As a writer, I am told by the Norton, Woolf did not agree with the method of depicting topics “through gritty realism” but rather she “sought to render more intricately those aspects of consciousness in which she felt the truth of human experience lay” (2143). In essence, she prefers “stream of consciousness narration” (2144). So Woolf desires to go further than to simply inject scenes of realism through including names of locations and people, but rather, those things function as the rudimentary base of which she launches from. As the Norton goes on to say, she “found inspiration and material in the physical realities of the body and in the heavily trafficked and populated streets of London” (2144). For Woolf, she did not want specifics and details to rule as the primary focus of her work, but as the bolstering which would couch her streams of consciousness and give it structure and depth. In her own words: “I dig out beautiful caves behind my characters” and “the caves shall connect” (2155). Therefore, Woolf added these details, not necessarily for the reader’s benefit, but for her own. She acquired and imagined these intricate characters in her mind to such a acute degree that when she sat down to write in her stream of consciousness manner, the specifics simply came. She had designed her characters so that they came alive in her mind and became, as it were, real to her. Similarly, for street and city names (especially the streets of London, where she resided), there were innate and intimate ideas that she has related to those places and this gives her the inspiration and authority to write about those locales with confidence.

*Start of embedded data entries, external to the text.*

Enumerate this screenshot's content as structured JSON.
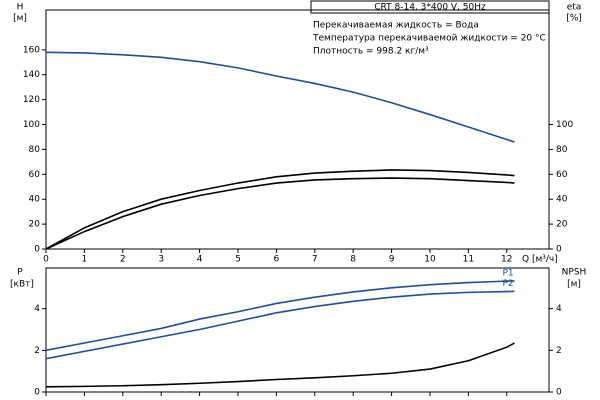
{
  "chart_data": [
    {
      "type": "line",
      "title": "CRT 8-14, 3*400 V, 50Hz",
      "annotations": [
        "Перекачиваемая жидкость = Вода",
        "Температура перекачиваемой жидкости = 20 °C",
        "Плотность = 998.2 кг/м³"
      ],
      "ylabel": "H",
      "yunit": "[м]",
      "y2label": "eta",
      "y2unit": "[%]",
      "xlabel": "Q [м³/ч]",
      "x": [
        0,
        1,
        2,
        3,
        4,
        5,
        6,
        7,
        8,
        9,
        10,
        11,
        12,
        12.2
      ],
      "xlim": [
        0,
        13.1
      ],
      "xticks": [
        0,
        1,
        2,
        3,
        4,
        5,
        6,
        7,
        8,
        9,
        10,
        11,
        12
      ],
      "ylim": [
        0,
        192
      ],
      "yticks": [
        0,
        20,
        40,
        60,
        80,
        100,
        120,
        140,
        160
      ],
      "y2lim": [
        0,
        192
      ],
      "y2ticks": [
        0,
        20,
        40,
        60,
        80,
        100
      ],
      "series": [
        {
          "color": "#1f4e9c",
          "axis": "y",
          "values": [
            158,
            157.5,
            156,
            154,
            150.5,
            145.5,
            139,
            133,
            126,
            117.5,
            108,
            98,
            88,
            86
          ]
        },
        {
          "color": "#000000",
          "axis": "y2",
          "values": [
            0,
            17,
            30,
            40,
            47,
            53,
            58,
            61,
            62.5,
            63.5,
            63,
            61.5,
            59.5,
            59
          ]
        },
        {
          "color": "#000000",
          "axis": "y2",
          "values": [
            0,
            14,
            26,
            36,
            43,
            48.5,
            53,
            55.5,
            56.5,
            57,
            56.5,
            55,
            53.5,
            53
          ]
        }
      ]
    },
    {
      "type": "line",
      "ylabel": "P",
      "yunit": "[кВт]",
      "y2label": "NPSH",
      "y2unit": "[м]",
      "x": [
        0,
        1,
        2,
        3,
        4,
        5,
        6,
        7,
        8,
        9,
        10,
        11,
        12,
        12.2
      ],
      "xlim": [
        0,
        13.1
      ],
      "xticks": [
        0,
        1,
        2,
        3,
        4,
        5,
        6,
        7,
        8,
        9,
        10,
        11,
        12
      ],
      "ylim": [
        0,
        5.95
      ],
      "yticks": [
        0,
        2,
        4
      ],
      "y2lim": [
        0,
        5.95
      ],
      "y2ticks": [
        0,
        2,
        4
      ],
      "series": [
        {
          "name": "P1",
          "color": "#1f4e9c",
          "axis": "y",
          "values": [
            2.0,
            2.35,
            2.7,
            3.05,
            3.5,
            3.85,
            4.25,
            4.55,
            4.8,
            5.0,
            5.15,
            5.25,
            5.32,
            5.33
          ]
        },
        {
          "name": "P2",
          "color": "#1f4e9c",
          "axis": "y",
          "values": [
            1.6,
            1.95,
            2.3,
            2.65,
            3.0,
            3.4,
            3.8,
            4.1,
            4.35,
            4.55,
            4.7,
            4.78,
            4.82,
            4.83
          ]
        },
        {
          "color": "#000000",
          "axis": "y2",
          "values": [
            0.25,
            0.27,
            0.3,
            0.35,
            0.42,
            0.5,
            0.6,
            0.68,
            0.78,
            0.9,
            1.1,
            1.5,
            2.15,
            2.35
          ]
        }
      ]
    }
  ]
}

In conclusion, once Woolf’s own personal understandings of her characters and places are solidified within her mind and her writing, the readers are also then able to benefit from the rich complexities and elaborate details of the world which she has created, not only to be experienced, but also inhabited.
Ramazani, Jahan and Jon Stallworthy, eds. “Virginia Woolf”. The Norton Anthology of English Literature. Ed. Stephen Greenblatt. 9th ed. Vol. F. New York: W.W. Norton & Company, Inc., 2012. 2143-44. Print.
Ramazani, Jahan and Jon Stallworthy, eds. “Mrs. Dalloway”. The Norton Anthology of English Literature. Ed. Stephen Greenblatt. 9th ed. Vol. F. New York: W.W. Norton & Company, Inc., 2012. 2155-56. Print.